I am trying to mimic an EEPROM on the MSP430 FR5739 FRAM microcontroller by having the MSP430 act as the SPI slave device (in 4-wire mode). I have verified that the SPI and the FRAM are working as they should, except that the SPI is not responding quick enough. What is happening now is that the MSP430 is not getting the instructions from the master quick enough, and thus, making the MSP430 out of sync
I have done this before on a different microcontroller, but I switched to the TI microcontroller because the EEPROM R/W is much faster on this model microcontroller. However, in the last microcontroller, I was able to speed up the CPU's instruction processing frequency to 32 MHz, whereas I can only bring the instruction processing frequency up to the internal oscillator frequency of 24 MHz.

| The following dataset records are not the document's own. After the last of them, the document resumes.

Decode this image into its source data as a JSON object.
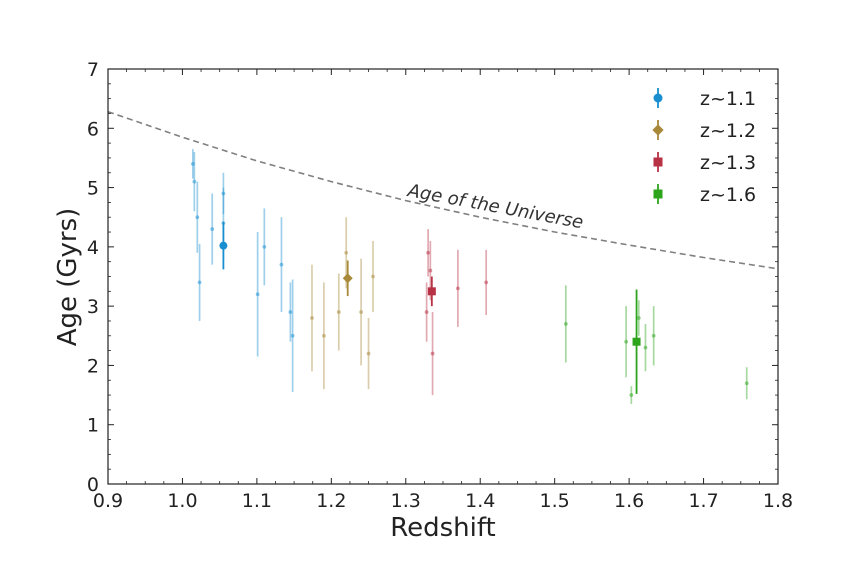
{
  "chart_data": {
    "type": "scatter",
    "title": "",
    "xlabel": "Redshift",
    "ylabel": "Age (Gyrs)",
    "xlim": [
      0.9,
      1.8
    ],
    "ylim": [
      0,
      7
    ],
    "xticks": [
      "0.9",
      "1.0",
      "1.1",
      "1.2",
      "1.3",
      "1.4",
      "1.5",
      "1.6",
      "1.7",
      "1.8"
    ],
    "yticks": [
      "0",
      "1",
      "2",
      "3",
      "4",
      "5",
      "6",
      "7"
    ],
    "grid": false,
    "legend_position": "top-right",
    "annotation": "Age of the Universe",
    "universe_age_curve": {
      "x": [
        0.9,
        1.0,
        1.1,
        1.2,
        1.3,
        1.4,
        1.5,
        1.6,
        1.7,
        1.8
      ],
      "y": [
        6.28,
        5.85,
        5.45,
        5.1,
        4.78,
        4.5,
        4.25,
        4.03,
        3.82,
        3.63
      ]
    },
    "series": [
      {
        "name": "z~1.1",
        "color": "#1a8fd0",
        "marker": "circle",
        "stack": {
          "x": 1.055,
          "y": 4.02,
          "err": 0.4
        },
        "galaxies": [
          {
            "x": 1.014,
            "y": 5.4,
            "err": 0.25
          },
          {
            "x": 1.016,
            "y": 5.1,
            "err": 0.5
          },
          {
            "x": 1.02,
            "y": 4.5,
            "err": 0.6
          },
          {
            "x": 1.023,
            "y": 3.4,
            "err": 0.65
          },
          {
            "x": 1.04,
            "y": 4.3,
            "err": 0.6
          },
          {
            "x": 1.055,
            "y": 4.9,
            "err": 0.35
          },
          {
            "x": 1.055,
            "y": 4.4,
            "err": 0.6
          },
          {
            "x": 1.101,
            "y": 3.2,
            "err": 1.05
          },
          {
            "x": 1.11,
            "y": 4.0,
            "err": 0.65
          },
          {
            "x": 1.133,
            "y": 3.7,
            "err": 0.8
          },
          {
            "x": 1.145,
            "y": 2.9,
            "err": 0.5
          },
          {
            "x": 1.148,
            "y": 2.5,
            "err": 0.95
          }
        ]
      },
      {
        "name": "z~1.2",
        "color": "#a8893a",
        "marker": "diamond",
        "stack": {
          "x": 1.222,
          "y": 3.47,
          "err": 0.3
        },
        "galaxies": [
          {
            "x": 1.174,
            "y": 2.8,
            "err": 0.9
          },
          {
            "x": 1.19,
            "y": 2.5,
            "err": 0.9
          },
          {
            "x": 1.21,
            "y": 2.9,
            "err": 0.65
          },
          {
            "x": 1.22,
            "y": 3.9,
            "err": 0.6
          },
          {
            "x": 1.24,
            "y": 2.9,
            "err": 0.9
          },
          {
            "x": 1.25,
            "y": 2.2,
            "err": 0.6
          },
          {
            "x": 1.256,
            "y": 3.5,
            "err": 0.6
          }
        ]
      },
      {
        "name": "z~1.3",
        "color": "#b83245",
        "marker": "square",
        "stack": {
          "x": 1.335,
          "y": 3.25,
          "err": 0.25
        },
        "galaxies": [
          {
            "x": 1.328,
            "y": 2.9,
            "err": 0.5
          },
          {
            "x": 1.33,
            "y": 3.9,
            "err": 0.4
          },
          {
            "x": 1.333,
            "y": 3.6,
            "err": 0.5
          },
          {
            "x": 1.336,
            "y": 2.2,
            "err": 0.7
          },
          {
            "x": 1.37,
            "y": 3.3,
            "err": 0.65
          },
          {
            "x": 1.408,
            "y": 3.4,
            "err": 0.55
          }
        ]
      },
      {
        "name": "z~1.6",
        "color": "#2ca51c",
        "marker": "square",
        "stack": {
          "x": 1.61,
          "y": 2.4,
          "err": 0.88
        },
        "galaxies": [
          {
            "x": 1.515,
            "y": 2.7,
            "err": 0.65
          },
          {
            "x": 1.596,
            "y": 2.4,
            "err": 0.6
          },
          {
            "x": 1.603,
            "y": 1.5,
            "err": 0.15
          },
          {
            "x": 1.613,
            "y": 2.8,
            "err": 0.3
          },
          {
            "x": 1.622,
            "y": 2.3,
            "err": 0.4
          },
          {
            "x": 1.633,
            "y": 2.5,
            "err": 0.5
          },
          {
            "x": 1.758,
            "y": 1.7,
            "err": 0.27
          }
        ]
      }
    ]
  }
}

Currently, I have an interrupt for the SPI SS pin, the SPI transmit interrupt, and the SPI receive interrupt. In order to stay consistent with the previous microcontroller functionality, I would like to initiate an interrupt as soon as the SPI receive buffer has received data. This is how I have the interrupt set up for the receive:
#pragma vector=USCI_A0_VECTOR
__interrupt void USCI_A0_ISR(void)
{
volatile unsigned int i;
switch(__even_in_range(UCA0IV,0x04))
{
case 0: break; // Vector 0 - no interrupt
case 2:
while ((P1IN & SPI_SS) != 0);
RXData = UCA0RXBUF;
UCA0IFG &= ~UCRXIFG;
__bic_SR_register_on_exit(CPUOFF);// Wake up to setup next TX
break;
case 4:
//while ((P1IN & SPI_SS) != 0);
while (!(UCA0IFG&UCTXIFG)); // USCI_A0 TX buffer ready?
UCA0TXBUF = TXData; // Transmit characters
UCA0IE &= ~UCTXIE;
break;
default: break;
}
}
I also wish to run it at the code at the same speed as the last microcontroller, which was at 32 MHz. The good news is that while the last microcontroller had a shared buffer for the send and receive, the MSP430 has two separate buffers. I am also somewhat familiar with DMA, but I am still unfamiliar with the functionality of the module. Does anyone out there have any suggestions?